Reputation: 649
I have written simple code in pyspark on Azure databricks( followed this link decision tree in pyspark-)
%python
x='x'
z='y'
data = pd.DataFrame({'a':[1,2,3,41,2,6,2,3,56,1,2,5,1,2,45,1,3,2], 'b':[x,z,x,x,z,x,z,x,x,x,z,z,x,z,z,x,x,x]})
# Train a DecisionTree model.
model = DecisionTree.trainClassifier(data, numClasses=2, categoricalFeaturesInfo={},impurity='gini', maxDepth=5, maxBins=32)
I have kept parameters as default.
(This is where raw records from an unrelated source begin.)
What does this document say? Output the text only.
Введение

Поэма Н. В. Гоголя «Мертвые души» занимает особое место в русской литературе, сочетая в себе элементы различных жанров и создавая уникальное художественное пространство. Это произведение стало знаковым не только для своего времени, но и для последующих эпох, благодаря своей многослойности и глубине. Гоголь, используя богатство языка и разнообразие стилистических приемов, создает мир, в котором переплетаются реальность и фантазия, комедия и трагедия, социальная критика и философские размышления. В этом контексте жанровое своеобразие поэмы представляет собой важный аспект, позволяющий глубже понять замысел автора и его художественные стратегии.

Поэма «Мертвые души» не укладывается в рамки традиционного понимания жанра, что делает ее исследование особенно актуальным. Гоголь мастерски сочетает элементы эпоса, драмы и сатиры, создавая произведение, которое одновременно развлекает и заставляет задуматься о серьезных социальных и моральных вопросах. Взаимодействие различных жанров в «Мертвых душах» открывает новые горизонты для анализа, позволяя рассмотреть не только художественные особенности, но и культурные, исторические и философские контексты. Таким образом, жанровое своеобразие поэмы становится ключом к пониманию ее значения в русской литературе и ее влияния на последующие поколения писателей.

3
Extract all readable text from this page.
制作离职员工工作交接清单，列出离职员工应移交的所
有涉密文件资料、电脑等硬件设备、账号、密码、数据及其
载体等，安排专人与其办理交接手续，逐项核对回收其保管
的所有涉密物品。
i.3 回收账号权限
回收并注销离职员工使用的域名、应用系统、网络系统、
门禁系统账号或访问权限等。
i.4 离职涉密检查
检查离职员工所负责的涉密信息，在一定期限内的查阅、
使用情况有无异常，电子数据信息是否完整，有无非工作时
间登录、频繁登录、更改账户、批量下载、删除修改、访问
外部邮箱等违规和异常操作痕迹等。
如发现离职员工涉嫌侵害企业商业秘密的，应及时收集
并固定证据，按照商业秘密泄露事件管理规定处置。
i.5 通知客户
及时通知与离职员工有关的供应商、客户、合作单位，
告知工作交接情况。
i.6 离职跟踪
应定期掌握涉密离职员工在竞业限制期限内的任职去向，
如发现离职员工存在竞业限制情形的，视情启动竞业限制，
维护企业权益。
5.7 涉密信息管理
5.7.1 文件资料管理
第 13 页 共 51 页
While running I get error-
TypeError: first() missing 1 required positional argument: 'offset'
I am not sure which argument this error is referring to and also where do i need to specify my dependent variable in classifier?
Upvotes: 1
Views: 5003
Reputation: 1588
The trainClassifier
takes the first parameter to be an RDD. Here, data you have given is a pandas dataframe. You see the error because, first()
is a method that can be applied on spark objects.
As per documentation, Training data: RDD of LabeledPoint. Labels should take values {0, 1, …, numClasses-1}.
Hence, convert data
to RDD, and that should work fine.
Upvotes: 2